Ottawa, ON – A new study from researchers in Canada and Sweden has shown that biosynthetic corneas can help regenerate and repair damaged eye tissue and improve vision in humans. The results, from an early phase clinical trial with 10 patients, are published in the August 25, 2010 issue of Science Translational Medicine.
“This study is important because it is the first to show that an artificially fabricated cornea can integrate with the human eye and stimulate regeneration,” said Dr May Griffith, who is senior author and is with the Ottawa Hospital Research Institute, the University of Ottawa and Linköping University. “With further research, this approach could help restore sight to millions of people who are waiting for a donated human cornea for transplantation.”

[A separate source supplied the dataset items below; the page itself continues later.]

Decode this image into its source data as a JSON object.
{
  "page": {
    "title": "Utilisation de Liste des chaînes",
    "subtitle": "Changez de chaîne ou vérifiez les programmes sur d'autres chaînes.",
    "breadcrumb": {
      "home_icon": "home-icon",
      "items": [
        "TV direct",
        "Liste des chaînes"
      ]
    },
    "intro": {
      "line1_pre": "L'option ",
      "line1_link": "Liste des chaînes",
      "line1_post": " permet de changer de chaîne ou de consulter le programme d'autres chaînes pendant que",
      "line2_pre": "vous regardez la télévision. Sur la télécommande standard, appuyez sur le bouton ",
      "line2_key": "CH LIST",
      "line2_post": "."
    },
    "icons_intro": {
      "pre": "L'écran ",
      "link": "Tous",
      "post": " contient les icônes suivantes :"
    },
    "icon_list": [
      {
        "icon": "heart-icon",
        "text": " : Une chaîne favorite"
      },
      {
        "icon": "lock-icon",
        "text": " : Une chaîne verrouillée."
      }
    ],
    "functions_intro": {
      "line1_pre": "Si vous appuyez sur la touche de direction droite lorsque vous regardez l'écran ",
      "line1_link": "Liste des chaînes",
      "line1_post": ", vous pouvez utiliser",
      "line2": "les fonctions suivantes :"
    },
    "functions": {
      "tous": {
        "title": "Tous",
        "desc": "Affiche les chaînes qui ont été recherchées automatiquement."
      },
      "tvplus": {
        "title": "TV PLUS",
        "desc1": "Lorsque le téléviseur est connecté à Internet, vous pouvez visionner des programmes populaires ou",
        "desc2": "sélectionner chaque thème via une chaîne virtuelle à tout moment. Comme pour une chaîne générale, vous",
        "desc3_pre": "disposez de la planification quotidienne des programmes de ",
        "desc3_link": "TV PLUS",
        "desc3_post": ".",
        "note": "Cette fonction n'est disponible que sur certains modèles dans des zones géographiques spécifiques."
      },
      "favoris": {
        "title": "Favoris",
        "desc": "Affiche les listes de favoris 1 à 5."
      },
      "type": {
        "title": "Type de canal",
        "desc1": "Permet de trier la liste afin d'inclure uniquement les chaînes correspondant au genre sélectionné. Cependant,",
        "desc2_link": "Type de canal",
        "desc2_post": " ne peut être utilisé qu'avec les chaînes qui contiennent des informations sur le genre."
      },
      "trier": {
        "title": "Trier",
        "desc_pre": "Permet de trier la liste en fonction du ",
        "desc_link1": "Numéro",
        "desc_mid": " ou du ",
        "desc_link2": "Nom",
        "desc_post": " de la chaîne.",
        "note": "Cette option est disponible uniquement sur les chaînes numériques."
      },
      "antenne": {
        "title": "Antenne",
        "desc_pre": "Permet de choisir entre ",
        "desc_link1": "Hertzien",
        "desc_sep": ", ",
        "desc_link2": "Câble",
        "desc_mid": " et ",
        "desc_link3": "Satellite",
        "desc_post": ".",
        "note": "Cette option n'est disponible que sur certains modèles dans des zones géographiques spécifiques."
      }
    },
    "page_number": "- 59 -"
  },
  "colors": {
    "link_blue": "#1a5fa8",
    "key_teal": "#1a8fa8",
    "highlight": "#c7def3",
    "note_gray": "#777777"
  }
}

The cornea is a thin transparent layer of collagen and cells that acts as a window into the eyeball. It must be completely transparent to allow the light to enter and it also helps with focus. Globally, diseases that lead to clouding of the cornea represent the most common cause of blindness. More than a decade ago, Dr Griffith and her colleagues began developing biosynthetic corneas in Ottawa using collagen produced in the laboratory and moulded into the shape of a cornea. After extensive laboratory testing, Dr Griffith began collaborating with Dr Per Fagerholm, an eye surgeon at Linköping University in Sweden, to provide the first-in-human experience with biosynthetic cornea implantation.
Together, they initiated a clinical trial in 10 Swedish patients with advanced keratoconus or central corneal scarring. Each patient underwent surgery on one eye to remove damaged corneal tissue and replace it with the biosynthetic cornea, made from synthetically cross-linked recombinant human collagen. Over two years of follow-up, the researchers observed that cells and nerves from the patients’ own corneas had grown into the implant, resulting in a “regenerated” cornea that resembled normal, healthy tissue. Patients did not experience any rejection reaction or require long-term immune suppression, which are serious side effects associated with the use of human donor tissue. The biosynthetic corneas also became sensitive to touch and began producing normal tears to keep the eye oxygenated. Vision improved in six of the ten patients, and after contact lens fitting, vision was comparable to conventional corneal transplantation with human donor tissue.
“We are very encouraged by these results and by the great potential of biosynthetic corneas,” said Dr Fagerholm. “Further biomaterial enhancements and modifications to the surgical technique are ongoing, and new studies are being planned that will extend the use of the biosynthetic cornea to a wider range of sight-threatening conditions requiring transplantation.”
This research was supported by grants from the Canadian Stem Cell Network, the Swedish Research Council and County of Östergötland and a European Union Marie Curie International Fellowship. Initial work in developing the biosynthetic corneas was supported by the Natural Sciences and Engineering Research Council of Canada and the Canadian Institutes of Health Research. Recombinant human collagen type III used in formulating the biosynthetic corneas for the clinical study was provided by FibroGen of San Francisco.